E che la morte, in altri casi, sia più rocambolesca della vita, lo dimostrano le avventure postmortem di tanti personaggi illustri raccolte dall’argentino Omar Lopéz Mato, direttore dell’Instituto de la Visión di Buenos Aires, nel suo Viaggi postumi ( Odoya). I viaggi, cioè, di guerriglieri (Che Guevara, diventato un’icona popmortem ), dittatori (Hitler, il cui cadavere fu bruciato. Ma forse no...), Padri della Patria (Lenin, sul quale sono state sperimentate tutte le più innovative tecniche di imbalsamazione per perpetuarne il ricordo in sæcula sæculorum ), scrittori e filosofi (Conan Doyle e Cartesio, le cui peripezie nell’aldilà sono degne di strepitosi romanzi dell’aldiqua), pittori (Goya, sepolto insieme all’amico Goicoechea, col quale volle trascorrere l’eternità, poi un giorno si aprì la tromba e si trovarono due scheletri ma un solo cranio),banchieri (da noi c’è la storia esoterica, che nel libro non c’è,del cadavere di Enrico Cuccia...), visionari (Walt Disney, del quale si favoleggia l’ibernazione e che invece, nel 1966, si fece semplicemente cremare...), comici (Benny Hill fece credere di essersi fatto seppellire insieme a tutti i suoi soldi, poi quando nel 1992 la tomba fu profanata, si scoprì che nella bara era da solo, come da solo aveva sempre vissuto...), e santi (anche laici, ad esempio i «santi della Rivoluzione francese»,come Jean- Paul Marat assassinato il 13 luglio 1793 per le sue idee rivoluzionarie e però entrato nella storia dell’arte...). A proposito di arte: quella mortuaria ha offerto molto alla creatività.
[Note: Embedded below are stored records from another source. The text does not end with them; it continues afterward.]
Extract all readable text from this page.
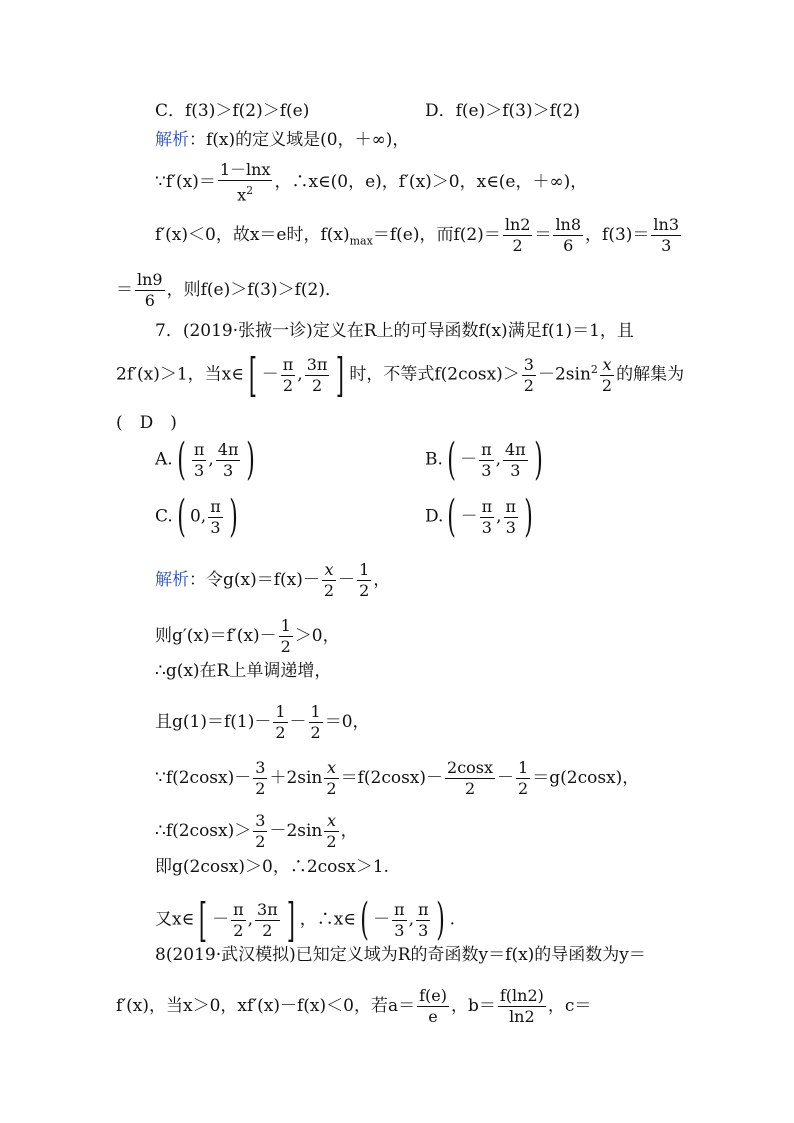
C．f(3)＞f(2)＞f(e)	D．f(e)＞f(3)＞f(2)
解析：f(x)的定义域是(0，＋∞)，
∵f′(x)＝ $\frac{1-\ln x}{x^2}$ ，∴x∈(0，e)，f′(x)＞0，x∈(e，＋∞)，
f′(x)＜0，故x＝e时，$f(x)_{max}=f(e)$，而$f(2)= \frac{\ln 2}{2} = \frac{\ln 8}{6}$ ，$f(3)= \frac{\ln 3}{3}$
＝ $\frac{\ln 9}{6}$ ，则f(e)＞f(3)＞f(2)．
7．(2019·张掖一诊)定义在R上的可导函数f(x)满足f(1)＝1，且
2f′(x)＞1，当x∈ [ － $\frac{\pi}{2}$ , $\frac{3\pi}{2}$ ] 时，不等式$f(2\cos x)> \frac{3}{2} -2\sin^2 \frac{x}{2}$ 的解集为
(　D　)
$A.( \frac{\pi}{3}$ , $\frac{4\pi}{3}$ )	$B.( - \frac{\pi}{3}$ , $\frac{4\pi}{3}$ )
C.( 0, $\frac{\pi}{3}$ )	$D.( - \frac{\pi}{3}$ , $\frac{\pi}{3}$ )
解析：令$g(x)=f(x)- \frac{x}{2} - \frac{1}{2}$ ，
则$g'(x)=f'(x)- \frac{1}{2} >0$，
∴g(x)在R上单调递增，
且$g(1)=f(1)- \frac{1}{2} - \frac{1}{2} =0$，
∵f(2cosx)－ $\frac{3}{2} +2\sin \frac{x}{2} =f(2\cos x)- \frac{2\cos x}{2} - \frac{1}{2} =g(2\cos x)$，
∴f(2cosx)＞ $\frac{3}{2} -2\sin \frac{x}{2}$ ，
即g(2cosx)＞0，∴2cosx＞1.
又x∈ [ － $\frac{\pi}{2}$ , $\frac{3\pi}{2}$ ] ，∴x∈( － $\frac{\pi}{3}$ , $\frac{\pi}{3}$ ) .
8(2019·武汉模拟)已知定义域为R的奇函数y＝f(x)的导函数为y＝
f′(x)，当x＞0，xf′(x)－f(x)＜0，若$a= \frac{f(e)}{e}$ ，$b= \frac{f(\ln 2)}{\ln 2}$ ，c＝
A parte i tableaux molto poco vivants dell’anatomista olandese Frederik Ruysch (morto nel 1713), composti da scheletri di feti e organi umani imbalsamati, basta pensare ai cadaveri plastificati dell’anatomopatologo tedesco Gunther von Hagens, noto per le mostre intitolate Körperwelten (in inglese Body World ) in cui dal 1996 espone corpi umani, chimicamente trattati, in pose che citano celebri capolavori della storia. Grazie alla sua arte, ha guadagnato, a oggi, 200 milioni di dollari. Per dire che spesso la morte vale più della vita.